= Menk =

Forest spirit of Khanty and Mansi mythology

In Khanty and Mansi folklore, the Menk is a forest spirit of these peoples' mythology. The Khanty and Mansi are Indigenous people living in the Khanty-Mansi Autonomous Okrug of Russia.

==Mythology==
The menk is part of the Siberian oral tradition. These beliefs were retained by the Khanty and Mansi people, even though they became, or were compelled to become Russian Orthodox Christians in the 17th and 18th centuries. In the Khanty epics, the menk are presented as "formidable forest spirits". The Hero-Prince typically inflicts many "pseudo-deaths" on a menk until he is able to inflict a "total death". Menk are protected by gods who intervene to prevent their deaths, however the laws of the gods can be bypassed by humans. In the epics, menk occur in sevens, such as seven menk from one mother, or seven menk with one soul. According to the mythology, menk's eyes cannot look down, so the Hero-Princes often attack them from below while fighting in rivers.
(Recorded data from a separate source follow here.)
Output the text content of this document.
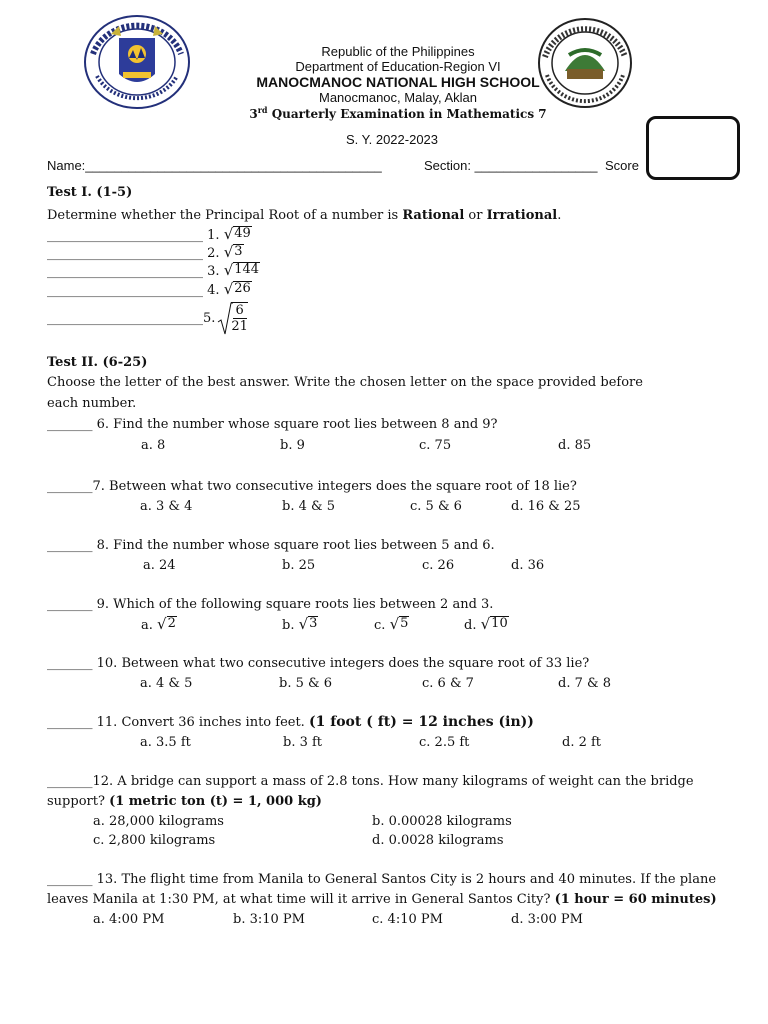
Republic of the Philippines
Department of Education-Region VI
MANOCMANOC NATIONAL HIGH SCHOOL
Manocmanoc, Malay, Aklan
3rd Quarterly Examination in Mathematics 7
S. Y. 2022-2023
Name:_________________________________________	Section: _________________ Score
Test I. (1-5)
Determine whether the Principal Root of a number is Rational or Irrational.
________________________ 1. √ 49
________________________ 2. √ 3
________________________ 3. √ 144
________________________ 4. √ 26
________________________ 5. $\frac{6}{21}$
Test II. (6-25)
Choose the letter of the best answer. Write the chosen letter on the space provided before
each number.
_______ 6. Find the number whose square root lies between 8 and 9?
a. 8	b. 9	c. 75	d. 85
_______7. Between what two consecutive integers does the square root of 18 lie?
a. 3 & 4	b. 4 & 5	c. 5 & 6	d. 16 & 25
_______ 8. Find the number whose square root lies between 5 and 6.
a. 24	b. 25	c. 26	d. 36
_______ 9. Which of the following square roots lies between 2 and 3.
a. √ 2	b. √ 3	c. √ 5	d. √ 10
_______ 10. Between what two consecutive integers does the square root of 33 lie?
a. 4 & 5	b. 5 & 6	c. 6 & 7	d. 7 & 8
_______ 11. Convert 36 inches into feet. (1 foot ( ft) = 12 inches (in))
a. 3.5 ft	b. 3 ft	c. 2.5 ft	d. 2 ft
_______12. A bridge can support a mass of 2.8 tons. How many kilograms of weight can the bridge
support? (1 metric ton (t) = 1, 000 kg)
a. 28,000 kilograms	b. 0.00028 kilograms
c. 2,800 kilograms	d. 0.0028 kilograms
_______ 13. The flight time from Manila to General Santos City is 2 hours and 40 minutes. If the plane
leaves Manila at 1:30 PM, at what time will it arrive in General Santos City? (1 hour = 60 minutes)
a. 4:00 PM	b. 3:10 PM	c. 4:10 PM	d. 3:00 PM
In Khanty mythology, local people of Por ancestry are aligned with menk, who they believe to be "just like humans, only spirits of the parallel forest world".

==Popular culture==
According to skeptical investigator Benjamin Radford, a 2014 Discovery Channel program that suggested a menk was responsible for deaths in the Dyatlov Pass incident is "a textbook example of modern cable TV mystery-mongering".